# New To Hunting



## bcandler2012 (Oct 17, 2012)

Where do you guys find your lead ammo?


----------



## Tex-Shooter (Dec 17, 2009)

I cast mine! -- Tex


----------



## orcrender (Sep 11, 2010)

Bass Pro Shop or other store of that type. Lots of gun stores that have black power sections.


----------



## reecemurg (Oct 9, 2011)

i cast my own ,
get some lead from a scrap yard and a mould from somewhere or make a mould and get casting








buying lead ammo costs a bomb !!


----------



## the gaffer (Apr 15, 2012)

cast my own or buy marbles


----------



## Berkshire bred (Mar 4, 2012)

lead is good but if you do not want to have to cast it yourself it is expensive so i just use steel, i have found that as long as you are a good shot then it has plenty of weight to if it shot fast enough to kill cleanly.


----------



## Jim Williams (Jul 6, 2011)

Usually stuck in pigeons or down the back of the sofa.


----------



## Hopsturgeon (Sep 2, 2012)

Does anyone have a source for moulds of round balls? would like to start casting my own.....Thanks Hop


----------



## rockslinger (Nov 16, 2010)

Hopsturgeon said:


> Does anyone have a source for moulds of round balls? would like to start casting my own.....Thanks Hop


I just got a new.440 at Track of the Wolf, you can google it.
19.99 + around 5.00 shipping


----------



## Hopsturgeon (Sep 2, 2012)

Rockslinger- Thanks! Will check it out and probably order. P.S. Nice BPS Hat. I work there! Living the dream..... Hop.


----------



## NCLeadSlinger (Sep 18, 2012)

Rockslinger, where do you get the lead to cast with?


----------



## rockslinger (Nov 16, 2010)

NCLeadSlinger said:


> Rockslinger, where do you get the lead to cast with?


I got some on ebay..Got a bunch from pawpawsailor on the forum, but he's sold out now. Check w/ tire shops some people get wheel wts there
but the ones I checked with say they recycle. Scrap metal yards. Good luck


----------



## rockslinger (Nov 16, 2010)

Hopsturgeon said:


> Rockslinger- Thanks! Will check it out and probably order.
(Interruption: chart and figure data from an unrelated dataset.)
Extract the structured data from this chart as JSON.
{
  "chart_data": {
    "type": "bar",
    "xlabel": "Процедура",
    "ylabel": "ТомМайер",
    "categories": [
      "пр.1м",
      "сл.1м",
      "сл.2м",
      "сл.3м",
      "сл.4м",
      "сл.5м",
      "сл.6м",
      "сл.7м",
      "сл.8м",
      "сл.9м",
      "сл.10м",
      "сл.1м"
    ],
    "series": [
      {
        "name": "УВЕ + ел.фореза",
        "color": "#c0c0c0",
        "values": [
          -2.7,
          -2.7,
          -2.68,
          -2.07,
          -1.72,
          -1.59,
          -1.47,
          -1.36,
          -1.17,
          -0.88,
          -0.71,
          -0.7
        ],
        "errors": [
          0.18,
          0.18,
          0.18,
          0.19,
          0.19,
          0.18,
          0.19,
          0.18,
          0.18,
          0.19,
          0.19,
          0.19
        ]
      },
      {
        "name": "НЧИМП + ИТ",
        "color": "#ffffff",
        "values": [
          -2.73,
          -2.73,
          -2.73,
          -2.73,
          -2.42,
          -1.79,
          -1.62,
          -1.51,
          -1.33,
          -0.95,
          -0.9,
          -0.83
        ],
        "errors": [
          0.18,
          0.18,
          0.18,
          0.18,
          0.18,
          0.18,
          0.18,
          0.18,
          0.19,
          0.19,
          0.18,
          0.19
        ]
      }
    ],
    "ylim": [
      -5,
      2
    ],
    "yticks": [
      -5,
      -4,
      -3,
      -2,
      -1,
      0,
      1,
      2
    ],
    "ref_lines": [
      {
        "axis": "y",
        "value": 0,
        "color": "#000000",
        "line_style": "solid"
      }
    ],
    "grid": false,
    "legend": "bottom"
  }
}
P.S. Nice BPS Hat. I work there! Living the dream..... Hop.


 Don't they sell molds?
Jim


----------



## treefork (Feb 1, 2010)

Hopsturgeon said:


> Rockslinger- Thanks! Will check it out and probably order. P.S. Nice BPS Hat. I work there! Living the dream..... Hop.


Cabelas in Indiana has them. But then you'll be a trader. lol


----------



## muddog15 (Aug 15, 2012)

Natchez and Cheaper Than Dirt have some good prices for a 100 rd box .44 cal. Track of the Wolf has good prices also.


----------